The US issued a new package of sanctions against Russia on August 2, this time including restrictions on Viktor Rashnikov, the majority owner of Russia-headquartered steel giant MMK, who has already been sanctioned by the EU. Moreover, in this latest round of sanctions, the US has slapped direct sanctions on MMK and its affiliated structures such as IMMK-FINANS and MMK Metalurji (based in Turkey), including its port facility. On the same day of August 2, the US authorities issued a direction forbidding transactions involving MMK and its affiliated entities, though with a grace period until September 1 for regular operations and until October 3 for operation related to derivative contracts and securities.
Since the US sanction regulations is quite fresh, market players are trying to assess the possible outcome for MMK and its market operations.

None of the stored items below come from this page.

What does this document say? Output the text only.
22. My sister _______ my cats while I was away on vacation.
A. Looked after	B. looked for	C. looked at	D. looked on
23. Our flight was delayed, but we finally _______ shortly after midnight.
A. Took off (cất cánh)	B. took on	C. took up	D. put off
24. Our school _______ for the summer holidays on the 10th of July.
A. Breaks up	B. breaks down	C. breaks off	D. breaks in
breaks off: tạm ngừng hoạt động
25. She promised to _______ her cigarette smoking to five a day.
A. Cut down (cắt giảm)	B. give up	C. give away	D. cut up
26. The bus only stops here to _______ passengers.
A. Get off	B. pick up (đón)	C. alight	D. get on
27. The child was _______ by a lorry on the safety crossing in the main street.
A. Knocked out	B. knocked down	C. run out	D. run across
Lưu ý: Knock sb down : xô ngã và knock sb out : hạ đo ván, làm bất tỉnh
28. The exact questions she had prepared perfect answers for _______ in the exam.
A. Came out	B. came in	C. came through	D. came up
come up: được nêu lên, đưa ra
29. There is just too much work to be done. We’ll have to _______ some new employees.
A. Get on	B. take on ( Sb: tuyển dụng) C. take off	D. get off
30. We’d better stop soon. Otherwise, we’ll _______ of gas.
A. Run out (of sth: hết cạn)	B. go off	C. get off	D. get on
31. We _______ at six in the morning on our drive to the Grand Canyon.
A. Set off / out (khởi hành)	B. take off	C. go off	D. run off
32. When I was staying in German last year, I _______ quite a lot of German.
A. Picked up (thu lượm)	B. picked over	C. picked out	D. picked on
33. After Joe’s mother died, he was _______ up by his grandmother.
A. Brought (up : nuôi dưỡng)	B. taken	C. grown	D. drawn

Some of them are quite pessimistic and expect a significant shrinkage of MMK operations both in term sof exports and in the local market in Turkey, while others believe that, although there will be an obvious negative impact on the company, still some ways may be found to continue relatively normal operations, though with a good deal of difficulty.
Particularly, Russia-based steel producer MMK, according to sources, is now in the same position as Severstal, which was sanctioned the first among Russian steel producers. “They are now in the same situation. Few will be eager to work with [MMK] legal entities and the company will work on alternative ways to conduct operations,” a producing source said. Mainly, it is expected that MMK will now have even bigger trouble finding banks and insurance companies ready to work with them, while some players expect there will be problems with all legal entities, including ship owners. However, many do not expect that the export operations of Russia’s MMK will be severely affected, given that the mill has been barely present in the global market in recent months and has been concentrating on domestic sales, having at the same time cut production. The only steel product flow reported in the market was the regular HRC supply from MMK to its Turkey-based affiliate. “They [MMK] will make it until fall and then, if they don’t come up with how and to whom to sell, they will shut down part of the production,” one source stated.
The situation around Turkey-based MMK Metalurji, which is also in the sanctions list, is not yet clear. Market players believe that soon the dust will settle and more details will be known, although it is believed that the company might face certain difficulties.
Overall, for now, the main result of the US sanctions against MMK is the increased risk of the imposition of secondary sanctions on the companies linked to the US and working with MMK entities. Market sources report that secondary sanctions are usually implemented in the form of the turnover fines, which could result in huge amounts of money having to be paid. “It means that one could buy for $1 million and end up paying a turnover fine of $100 million,” one exporter told SteelOrbis.